Well, what would you do if you found out about the five thousand
dollars?"
"I would see what happened to it; and afterwards I would see that a girl
of Bonaventure did not marry a Protestant, and a thief."
Ferrol rose from his chair, coughing a little. Walking over to Shangois,
he caught him by both ears and shook the shaggy head back and forth.
"You little scrap of hell," he said in a rage, "if you ever come within
fifty feet of me again I'll send you where you came from!"
Though Shangois's eyes bulged from his head, he answered:
"I was only ten feet away from you last night under the elm!"

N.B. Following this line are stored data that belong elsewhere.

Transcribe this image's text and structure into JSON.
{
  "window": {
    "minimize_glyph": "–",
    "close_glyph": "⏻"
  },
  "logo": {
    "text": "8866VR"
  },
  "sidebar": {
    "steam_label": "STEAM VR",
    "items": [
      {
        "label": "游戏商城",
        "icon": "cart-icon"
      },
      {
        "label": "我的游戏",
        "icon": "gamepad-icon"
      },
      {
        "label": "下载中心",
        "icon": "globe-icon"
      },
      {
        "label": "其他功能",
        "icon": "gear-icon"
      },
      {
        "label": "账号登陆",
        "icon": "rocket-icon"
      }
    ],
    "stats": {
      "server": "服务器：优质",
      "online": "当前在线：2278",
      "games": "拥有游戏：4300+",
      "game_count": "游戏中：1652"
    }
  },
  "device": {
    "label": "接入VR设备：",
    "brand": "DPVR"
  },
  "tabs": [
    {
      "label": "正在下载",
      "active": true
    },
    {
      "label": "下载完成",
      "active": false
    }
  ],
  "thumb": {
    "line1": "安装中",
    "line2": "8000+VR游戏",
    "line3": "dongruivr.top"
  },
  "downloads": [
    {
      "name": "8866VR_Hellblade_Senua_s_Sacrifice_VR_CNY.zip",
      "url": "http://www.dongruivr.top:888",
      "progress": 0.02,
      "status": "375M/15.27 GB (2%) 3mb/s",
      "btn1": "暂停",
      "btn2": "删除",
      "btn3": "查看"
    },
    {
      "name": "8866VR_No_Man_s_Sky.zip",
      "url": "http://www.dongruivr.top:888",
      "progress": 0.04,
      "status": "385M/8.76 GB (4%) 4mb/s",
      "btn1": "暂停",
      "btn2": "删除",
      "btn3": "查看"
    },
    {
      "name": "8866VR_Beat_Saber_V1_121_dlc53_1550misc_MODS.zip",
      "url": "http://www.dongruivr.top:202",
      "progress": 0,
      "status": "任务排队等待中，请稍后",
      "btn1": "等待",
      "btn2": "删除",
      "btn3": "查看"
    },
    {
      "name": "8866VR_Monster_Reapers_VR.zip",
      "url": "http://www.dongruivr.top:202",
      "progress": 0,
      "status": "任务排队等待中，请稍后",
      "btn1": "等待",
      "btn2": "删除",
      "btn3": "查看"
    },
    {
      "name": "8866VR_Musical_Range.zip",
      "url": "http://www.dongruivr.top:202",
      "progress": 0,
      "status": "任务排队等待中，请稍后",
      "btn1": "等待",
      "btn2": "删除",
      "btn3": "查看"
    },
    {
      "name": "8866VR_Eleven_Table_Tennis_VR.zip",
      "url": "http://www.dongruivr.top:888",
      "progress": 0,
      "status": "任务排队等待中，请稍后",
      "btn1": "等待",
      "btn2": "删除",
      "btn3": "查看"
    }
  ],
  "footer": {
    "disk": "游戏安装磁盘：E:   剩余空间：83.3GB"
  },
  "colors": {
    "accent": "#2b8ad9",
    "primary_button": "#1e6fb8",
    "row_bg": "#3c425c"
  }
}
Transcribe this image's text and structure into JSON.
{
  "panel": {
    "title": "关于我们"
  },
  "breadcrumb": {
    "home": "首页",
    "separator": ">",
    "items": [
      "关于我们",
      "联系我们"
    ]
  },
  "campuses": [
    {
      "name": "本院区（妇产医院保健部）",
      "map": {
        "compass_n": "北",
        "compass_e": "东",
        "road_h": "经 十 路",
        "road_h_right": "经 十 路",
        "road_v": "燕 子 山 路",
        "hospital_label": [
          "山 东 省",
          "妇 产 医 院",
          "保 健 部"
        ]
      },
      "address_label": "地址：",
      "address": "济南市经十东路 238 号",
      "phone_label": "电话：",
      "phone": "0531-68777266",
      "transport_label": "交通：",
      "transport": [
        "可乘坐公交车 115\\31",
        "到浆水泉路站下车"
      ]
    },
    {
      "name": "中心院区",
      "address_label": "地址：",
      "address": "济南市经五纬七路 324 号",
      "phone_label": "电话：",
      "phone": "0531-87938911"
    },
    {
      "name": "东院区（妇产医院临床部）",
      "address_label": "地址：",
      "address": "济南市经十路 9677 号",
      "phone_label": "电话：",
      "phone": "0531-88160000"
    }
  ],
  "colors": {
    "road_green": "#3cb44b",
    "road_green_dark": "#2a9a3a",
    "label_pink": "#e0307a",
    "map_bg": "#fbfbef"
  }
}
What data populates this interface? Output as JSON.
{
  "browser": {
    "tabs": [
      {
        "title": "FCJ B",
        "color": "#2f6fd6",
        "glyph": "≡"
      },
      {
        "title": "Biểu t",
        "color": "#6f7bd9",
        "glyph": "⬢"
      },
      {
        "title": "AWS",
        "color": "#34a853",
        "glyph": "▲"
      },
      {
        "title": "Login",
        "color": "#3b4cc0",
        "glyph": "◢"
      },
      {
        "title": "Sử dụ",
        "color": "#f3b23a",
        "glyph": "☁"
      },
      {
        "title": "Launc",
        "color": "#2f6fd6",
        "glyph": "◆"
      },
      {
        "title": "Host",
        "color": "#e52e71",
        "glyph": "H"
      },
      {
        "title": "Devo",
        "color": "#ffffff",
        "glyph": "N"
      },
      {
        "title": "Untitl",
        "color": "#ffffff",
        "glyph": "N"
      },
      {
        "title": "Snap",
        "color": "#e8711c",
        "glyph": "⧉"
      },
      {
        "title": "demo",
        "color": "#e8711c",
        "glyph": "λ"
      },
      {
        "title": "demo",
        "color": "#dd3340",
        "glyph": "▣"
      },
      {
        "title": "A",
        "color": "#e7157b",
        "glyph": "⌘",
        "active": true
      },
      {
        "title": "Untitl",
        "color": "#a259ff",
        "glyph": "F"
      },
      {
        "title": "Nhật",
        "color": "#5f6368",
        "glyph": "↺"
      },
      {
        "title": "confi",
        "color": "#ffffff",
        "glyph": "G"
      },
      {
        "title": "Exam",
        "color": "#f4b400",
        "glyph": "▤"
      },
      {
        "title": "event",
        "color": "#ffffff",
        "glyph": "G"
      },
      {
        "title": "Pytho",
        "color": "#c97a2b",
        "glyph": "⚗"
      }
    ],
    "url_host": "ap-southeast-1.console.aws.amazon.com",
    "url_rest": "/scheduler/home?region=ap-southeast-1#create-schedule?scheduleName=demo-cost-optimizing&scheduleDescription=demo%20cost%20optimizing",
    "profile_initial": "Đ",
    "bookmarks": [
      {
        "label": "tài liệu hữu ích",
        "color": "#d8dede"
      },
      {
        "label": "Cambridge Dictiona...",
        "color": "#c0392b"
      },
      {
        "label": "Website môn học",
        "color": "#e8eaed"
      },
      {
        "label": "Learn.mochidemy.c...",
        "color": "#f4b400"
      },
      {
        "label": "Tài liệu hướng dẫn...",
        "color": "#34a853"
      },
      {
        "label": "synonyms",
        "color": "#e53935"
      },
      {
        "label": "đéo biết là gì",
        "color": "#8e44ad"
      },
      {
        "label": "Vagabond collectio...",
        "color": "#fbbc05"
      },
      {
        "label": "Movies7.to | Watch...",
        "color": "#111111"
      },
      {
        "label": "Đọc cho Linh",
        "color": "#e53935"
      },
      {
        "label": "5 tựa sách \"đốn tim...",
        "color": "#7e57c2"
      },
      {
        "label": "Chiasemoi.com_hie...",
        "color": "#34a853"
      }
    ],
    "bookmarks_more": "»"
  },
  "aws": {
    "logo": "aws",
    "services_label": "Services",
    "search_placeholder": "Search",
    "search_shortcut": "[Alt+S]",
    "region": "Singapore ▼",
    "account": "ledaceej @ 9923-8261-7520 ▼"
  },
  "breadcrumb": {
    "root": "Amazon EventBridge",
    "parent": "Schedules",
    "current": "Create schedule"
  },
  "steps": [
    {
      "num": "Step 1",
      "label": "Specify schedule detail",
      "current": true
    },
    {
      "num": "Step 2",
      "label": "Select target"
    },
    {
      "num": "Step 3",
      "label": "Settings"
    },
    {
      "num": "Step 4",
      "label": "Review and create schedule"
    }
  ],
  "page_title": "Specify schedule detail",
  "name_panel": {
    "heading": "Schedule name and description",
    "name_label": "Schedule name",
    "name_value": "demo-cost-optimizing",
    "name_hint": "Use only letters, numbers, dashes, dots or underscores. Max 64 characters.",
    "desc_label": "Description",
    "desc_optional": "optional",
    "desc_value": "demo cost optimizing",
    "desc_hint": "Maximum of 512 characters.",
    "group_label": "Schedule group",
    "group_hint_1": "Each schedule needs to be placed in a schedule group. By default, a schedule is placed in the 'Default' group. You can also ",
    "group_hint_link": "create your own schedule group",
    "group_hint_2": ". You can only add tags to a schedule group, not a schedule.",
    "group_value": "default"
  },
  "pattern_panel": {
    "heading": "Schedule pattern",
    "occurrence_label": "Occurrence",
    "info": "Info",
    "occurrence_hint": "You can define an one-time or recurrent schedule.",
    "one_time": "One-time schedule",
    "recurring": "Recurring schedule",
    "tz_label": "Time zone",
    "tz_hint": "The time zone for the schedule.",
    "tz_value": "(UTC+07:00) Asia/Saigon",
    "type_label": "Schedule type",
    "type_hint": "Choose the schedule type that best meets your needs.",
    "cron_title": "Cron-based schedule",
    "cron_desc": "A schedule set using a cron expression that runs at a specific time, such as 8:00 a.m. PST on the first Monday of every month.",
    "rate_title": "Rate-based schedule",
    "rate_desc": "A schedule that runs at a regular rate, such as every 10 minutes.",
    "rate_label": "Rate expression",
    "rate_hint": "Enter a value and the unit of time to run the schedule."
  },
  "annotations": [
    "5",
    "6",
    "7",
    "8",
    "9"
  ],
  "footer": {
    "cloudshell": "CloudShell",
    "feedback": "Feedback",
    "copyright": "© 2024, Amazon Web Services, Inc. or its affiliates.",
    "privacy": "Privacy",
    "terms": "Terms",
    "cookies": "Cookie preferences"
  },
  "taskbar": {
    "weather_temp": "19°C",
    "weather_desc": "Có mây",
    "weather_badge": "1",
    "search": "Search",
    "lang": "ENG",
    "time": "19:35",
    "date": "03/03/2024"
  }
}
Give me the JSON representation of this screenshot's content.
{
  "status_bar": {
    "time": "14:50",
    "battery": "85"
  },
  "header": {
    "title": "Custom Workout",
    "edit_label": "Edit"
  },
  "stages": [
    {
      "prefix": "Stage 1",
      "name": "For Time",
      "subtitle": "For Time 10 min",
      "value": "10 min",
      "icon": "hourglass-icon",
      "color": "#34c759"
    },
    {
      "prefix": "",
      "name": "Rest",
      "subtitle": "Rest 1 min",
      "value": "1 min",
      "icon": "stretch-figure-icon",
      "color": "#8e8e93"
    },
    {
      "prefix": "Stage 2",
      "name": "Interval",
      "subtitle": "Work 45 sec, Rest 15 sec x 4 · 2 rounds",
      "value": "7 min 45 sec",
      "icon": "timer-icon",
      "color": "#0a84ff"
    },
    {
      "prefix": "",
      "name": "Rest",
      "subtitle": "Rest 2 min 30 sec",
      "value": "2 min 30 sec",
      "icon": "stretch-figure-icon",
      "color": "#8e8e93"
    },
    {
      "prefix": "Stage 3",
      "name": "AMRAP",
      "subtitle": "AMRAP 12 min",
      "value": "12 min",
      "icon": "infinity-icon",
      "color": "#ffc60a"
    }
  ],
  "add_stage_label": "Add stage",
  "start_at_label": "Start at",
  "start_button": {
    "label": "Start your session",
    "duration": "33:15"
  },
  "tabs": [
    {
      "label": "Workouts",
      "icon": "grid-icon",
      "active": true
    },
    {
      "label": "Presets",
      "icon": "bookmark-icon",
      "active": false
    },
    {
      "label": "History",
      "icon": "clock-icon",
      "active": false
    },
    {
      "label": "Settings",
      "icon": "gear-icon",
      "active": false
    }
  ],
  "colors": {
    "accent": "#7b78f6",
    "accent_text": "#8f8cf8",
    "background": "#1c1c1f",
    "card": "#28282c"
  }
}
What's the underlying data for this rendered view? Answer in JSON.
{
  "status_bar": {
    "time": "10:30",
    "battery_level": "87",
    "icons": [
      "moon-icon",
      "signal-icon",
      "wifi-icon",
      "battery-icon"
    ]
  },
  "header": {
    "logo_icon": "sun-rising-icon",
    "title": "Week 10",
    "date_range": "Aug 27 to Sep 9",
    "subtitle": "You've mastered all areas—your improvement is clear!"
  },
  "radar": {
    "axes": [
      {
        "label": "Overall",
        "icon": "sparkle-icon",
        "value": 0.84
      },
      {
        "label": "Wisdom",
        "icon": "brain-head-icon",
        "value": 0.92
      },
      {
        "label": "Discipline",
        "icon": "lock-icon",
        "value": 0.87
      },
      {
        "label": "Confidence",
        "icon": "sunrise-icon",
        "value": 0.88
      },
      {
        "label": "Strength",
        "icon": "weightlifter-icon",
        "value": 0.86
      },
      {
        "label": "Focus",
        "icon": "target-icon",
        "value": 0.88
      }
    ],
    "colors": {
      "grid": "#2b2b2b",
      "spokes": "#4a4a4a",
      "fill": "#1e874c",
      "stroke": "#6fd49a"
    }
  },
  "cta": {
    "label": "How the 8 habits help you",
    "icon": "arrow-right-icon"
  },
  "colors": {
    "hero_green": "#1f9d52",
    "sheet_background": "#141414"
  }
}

Suddenly Ferrol's hand slipped down to Shangois's throat. Ferrol's
fingers tightened, pressed inwards.
"Now, see, I know what you mean. Some one has robbed Nicolas Lavilette
of five thousand dollars. You dare to charge me with it, curse you. Let
me see if there's any more lies on your tongue!"
With the violence of the pressure Shangois's tongue was forced out of
his mouth.
Suddenly a paroxysm of coughing seized Ferrol, and he let go and
staggered back against the window ledge. Shangois was transformed--an
animal. No human being had ever seen him as he was at this moment. The
fingers of his one hand opened and shut convulsively, his arms worked
up and down, his face twitched, his teeth showed like a beast's as he
glared at Ferrol. He looked as though he were about to spring upon the
now helpless man. But up from the garden below there came the sound of a
voice--Christine's--singing.
His face quieted, and his body came to its natural pose again, though
his eyes retained an active malice. He turned to go.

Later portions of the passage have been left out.